What kind of cement can i use in my aquarium for decorations? is there a specific brand or type? I am planning on creating a few designs out of styrofoam and coating them in cement. Please let me know. i obviously want to avoid any leaking or ph spikes.


----------



## 50seven (Feb 14, 2010)

All concrete products will need at least 30 days to cure. Whether it's sand mix, stone mix, hydraulic cement, or your own custom mix, all contain Portland cement which takes 30 days to cure. Make sure it spends at least 50% of that time submerged in fresh water, and after 30 days you can place it in a bucket of clean fresh water and check for pH swings. This is extremely important if you're placing it in an established tank.
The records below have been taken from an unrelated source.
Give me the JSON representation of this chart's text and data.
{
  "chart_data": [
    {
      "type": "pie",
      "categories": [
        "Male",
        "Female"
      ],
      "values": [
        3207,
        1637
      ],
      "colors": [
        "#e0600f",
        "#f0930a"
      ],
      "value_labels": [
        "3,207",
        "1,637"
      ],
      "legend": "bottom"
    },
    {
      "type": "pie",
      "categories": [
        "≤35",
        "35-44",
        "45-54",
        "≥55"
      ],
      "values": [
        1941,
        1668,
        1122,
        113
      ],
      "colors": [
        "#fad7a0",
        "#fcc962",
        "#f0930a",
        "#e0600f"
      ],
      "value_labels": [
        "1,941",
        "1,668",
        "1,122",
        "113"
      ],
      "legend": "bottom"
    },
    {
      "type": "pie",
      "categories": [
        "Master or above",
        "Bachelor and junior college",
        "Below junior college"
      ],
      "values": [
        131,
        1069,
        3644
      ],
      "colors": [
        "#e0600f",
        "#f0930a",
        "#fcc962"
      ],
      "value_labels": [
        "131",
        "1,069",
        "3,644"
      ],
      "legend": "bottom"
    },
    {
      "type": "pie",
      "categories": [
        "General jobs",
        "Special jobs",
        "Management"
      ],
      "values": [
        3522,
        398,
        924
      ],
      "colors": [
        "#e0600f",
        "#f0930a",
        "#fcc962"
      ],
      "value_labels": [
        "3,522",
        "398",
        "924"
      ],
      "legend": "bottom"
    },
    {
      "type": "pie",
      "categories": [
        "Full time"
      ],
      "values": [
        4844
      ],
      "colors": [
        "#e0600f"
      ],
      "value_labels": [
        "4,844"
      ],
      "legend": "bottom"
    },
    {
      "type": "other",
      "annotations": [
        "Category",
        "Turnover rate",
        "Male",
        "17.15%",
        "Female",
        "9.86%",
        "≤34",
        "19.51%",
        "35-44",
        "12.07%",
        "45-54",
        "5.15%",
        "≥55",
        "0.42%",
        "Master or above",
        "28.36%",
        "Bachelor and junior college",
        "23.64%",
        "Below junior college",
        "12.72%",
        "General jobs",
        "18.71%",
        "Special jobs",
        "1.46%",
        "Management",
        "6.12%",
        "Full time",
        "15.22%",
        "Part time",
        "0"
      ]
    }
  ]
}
If you want something that cures a bit faster, try coating your foam structure with liquid resin and while the resin is still wet, cover & embed it with sand or other substrate material. The only drawback is that you'll need to find a way to get this structure to sink, as it will most definitely float with all that styrofoam!
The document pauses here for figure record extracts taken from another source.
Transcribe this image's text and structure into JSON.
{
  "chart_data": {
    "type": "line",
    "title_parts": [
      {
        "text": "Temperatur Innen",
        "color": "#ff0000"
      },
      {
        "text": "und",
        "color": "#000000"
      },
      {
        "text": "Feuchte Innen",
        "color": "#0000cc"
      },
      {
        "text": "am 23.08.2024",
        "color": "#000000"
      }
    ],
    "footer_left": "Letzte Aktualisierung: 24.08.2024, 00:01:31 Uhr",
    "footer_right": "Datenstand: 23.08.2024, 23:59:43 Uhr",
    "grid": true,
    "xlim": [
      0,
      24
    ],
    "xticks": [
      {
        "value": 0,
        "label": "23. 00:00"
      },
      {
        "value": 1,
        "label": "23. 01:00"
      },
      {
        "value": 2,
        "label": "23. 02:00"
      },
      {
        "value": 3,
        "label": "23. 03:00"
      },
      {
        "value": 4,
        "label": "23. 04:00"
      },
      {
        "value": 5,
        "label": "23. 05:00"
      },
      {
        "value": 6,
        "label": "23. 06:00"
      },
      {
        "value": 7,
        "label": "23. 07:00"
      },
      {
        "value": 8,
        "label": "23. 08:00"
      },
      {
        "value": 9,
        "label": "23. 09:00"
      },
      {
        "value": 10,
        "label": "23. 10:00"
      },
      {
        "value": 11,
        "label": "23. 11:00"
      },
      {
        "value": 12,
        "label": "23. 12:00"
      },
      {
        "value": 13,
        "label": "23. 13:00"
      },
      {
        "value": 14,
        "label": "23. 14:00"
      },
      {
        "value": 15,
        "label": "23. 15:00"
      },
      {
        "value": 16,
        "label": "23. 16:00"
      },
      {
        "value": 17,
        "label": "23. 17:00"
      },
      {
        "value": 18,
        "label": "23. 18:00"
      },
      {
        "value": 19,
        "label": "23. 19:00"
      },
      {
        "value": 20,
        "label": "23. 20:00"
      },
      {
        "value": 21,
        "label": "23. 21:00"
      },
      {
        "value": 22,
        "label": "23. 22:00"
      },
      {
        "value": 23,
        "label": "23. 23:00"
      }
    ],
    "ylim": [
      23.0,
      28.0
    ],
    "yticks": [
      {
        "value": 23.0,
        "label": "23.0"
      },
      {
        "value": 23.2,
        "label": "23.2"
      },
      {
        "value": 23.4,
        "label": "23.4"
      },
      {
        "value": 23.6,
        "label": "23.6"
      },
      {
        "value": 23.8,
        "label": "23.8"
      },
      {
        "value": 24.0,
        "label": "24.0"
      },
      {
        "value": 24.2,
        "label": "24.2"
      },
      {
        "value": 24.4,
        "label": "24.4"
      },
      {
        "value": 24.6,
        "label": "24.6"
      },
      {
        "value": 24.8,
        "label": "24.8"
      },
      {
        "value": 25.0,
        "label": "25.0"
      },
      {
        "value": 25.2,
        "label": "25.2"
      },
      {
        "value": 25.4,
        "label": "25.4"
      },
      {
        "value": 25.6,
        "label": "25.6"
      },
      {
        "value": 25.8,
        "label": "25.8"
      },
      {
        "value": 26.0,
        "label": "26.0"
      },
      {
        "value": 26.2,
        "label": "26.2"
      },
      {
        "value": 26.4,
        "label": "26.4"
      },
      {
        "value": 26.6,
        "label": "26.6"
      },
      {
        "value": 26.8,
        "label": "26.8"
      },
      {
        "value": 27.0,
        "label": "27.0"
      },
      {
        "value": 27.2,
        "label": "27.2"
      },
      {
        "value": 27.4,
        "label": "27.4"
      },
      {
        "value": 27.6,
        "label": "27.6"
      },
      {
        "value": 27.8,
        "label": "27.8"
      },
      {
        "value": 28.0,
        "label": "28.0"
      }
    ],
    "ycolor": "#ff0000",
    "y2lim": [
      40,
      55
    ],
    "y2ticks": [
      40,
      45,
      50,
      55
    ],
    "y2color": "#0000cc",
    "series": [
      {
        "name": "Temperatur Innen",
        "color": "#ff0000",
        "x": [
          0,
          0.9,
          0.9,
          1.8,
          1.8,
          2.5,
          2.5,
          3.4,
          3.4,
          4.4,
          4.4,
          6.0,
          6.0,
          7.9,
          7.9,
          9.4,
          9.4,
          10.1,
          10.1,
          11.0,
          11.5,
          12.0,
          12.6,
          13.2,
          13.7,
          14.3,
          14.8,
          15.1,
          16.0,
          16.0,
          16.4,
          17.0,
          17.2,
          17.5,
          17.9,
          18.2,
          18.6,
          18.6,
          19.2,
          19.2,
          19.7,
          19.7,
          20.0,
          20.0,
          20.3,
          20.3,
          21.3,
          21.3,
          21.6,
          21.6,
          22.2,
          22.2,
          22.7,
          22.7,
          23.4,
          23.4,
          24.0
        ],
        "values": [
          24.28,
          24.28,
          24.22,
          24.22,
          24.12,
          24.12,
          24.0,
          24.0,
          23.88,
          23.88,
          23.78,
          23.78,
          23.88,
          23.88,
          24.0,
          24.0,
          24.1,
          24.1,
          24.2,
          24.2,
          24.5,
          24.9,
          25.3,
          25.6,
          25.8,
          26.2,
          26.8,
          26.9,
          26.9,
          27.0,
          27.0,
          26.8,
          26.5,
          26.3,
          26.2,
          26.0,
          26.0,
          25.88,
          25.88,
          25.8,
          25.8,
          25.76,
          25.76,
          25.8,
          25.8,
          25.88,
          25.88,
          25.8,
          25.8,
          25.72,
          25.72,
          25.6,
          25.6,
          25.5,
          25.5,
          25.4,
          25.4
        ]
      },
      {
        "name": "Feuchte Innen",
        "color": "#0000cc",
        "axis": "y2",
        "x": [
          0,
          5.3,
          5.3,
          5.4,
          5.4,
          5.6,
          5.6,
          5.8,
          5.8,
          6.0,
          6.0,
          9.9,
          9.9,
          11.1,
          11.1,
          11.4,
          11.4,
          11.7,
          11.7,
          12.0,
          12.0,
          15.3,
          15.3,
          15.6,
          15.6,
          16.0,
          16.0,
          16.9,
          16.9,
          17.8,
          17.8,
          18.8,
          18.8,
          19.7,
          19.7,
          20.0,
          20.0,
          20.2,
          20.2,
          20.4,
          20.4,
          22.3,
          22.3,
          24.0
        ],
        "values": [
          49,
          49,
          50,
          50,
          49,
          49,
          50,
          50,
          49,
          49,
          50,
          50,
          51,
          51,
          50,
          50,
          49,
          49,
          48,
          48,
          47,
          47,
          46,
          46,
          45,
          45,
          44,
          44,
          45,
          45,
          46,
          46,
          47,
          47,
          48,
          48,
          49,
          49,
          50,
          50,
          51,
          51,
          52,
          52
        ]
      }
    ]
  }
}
This thread on RC explains this method in detail: Tiggsy's 180G UK Reef


----------



## Chromey (Sep 25, 2010)

Trust 50seven, Hes made more Rock then most Have


----------



## RevoBuda (Sep 3, 2011)

thx guys, I appreciate the advice!


----------



## andco (Aug 15, 2011)

Hey Guys, 

I was watching "Tanked" and they use a concrete-like product to make the reef displays etc, and it apparently is fish safe and doesn't leach like normal cement does. I can't recall what exactly it was though.. any thoughts?


----------



## df001 (Nov 13, 2007)

I saw the episode, but they didnt mention a product specifically - likely due to licensing issues etc, a quick google search leads me to suspect that it is a polymer modified product such as Thorite.


----------



## Al-Losaurus (Jul 21, 2009)

*Sikatop seal 107*

Just noticed this thread here is what i learned

Sikatop seal 107 is safe for potable drinking water also safe for aquariums. You can find it at homedepot but i noticed the packaging was different from the american version. I called the company and they said they can not guarantee the same ingredients were used.

If you can get your hands on the american version of this product i have read articles of people basically installing and filling a tank adding fish within a week and not losing any fish.

Before figuring this out i used quickrete hydrolic water stop i cured my background changing water everyday for 45 days and still lost fish in the end. Wish i knew of Sikatop 107 before i started my project lol


----------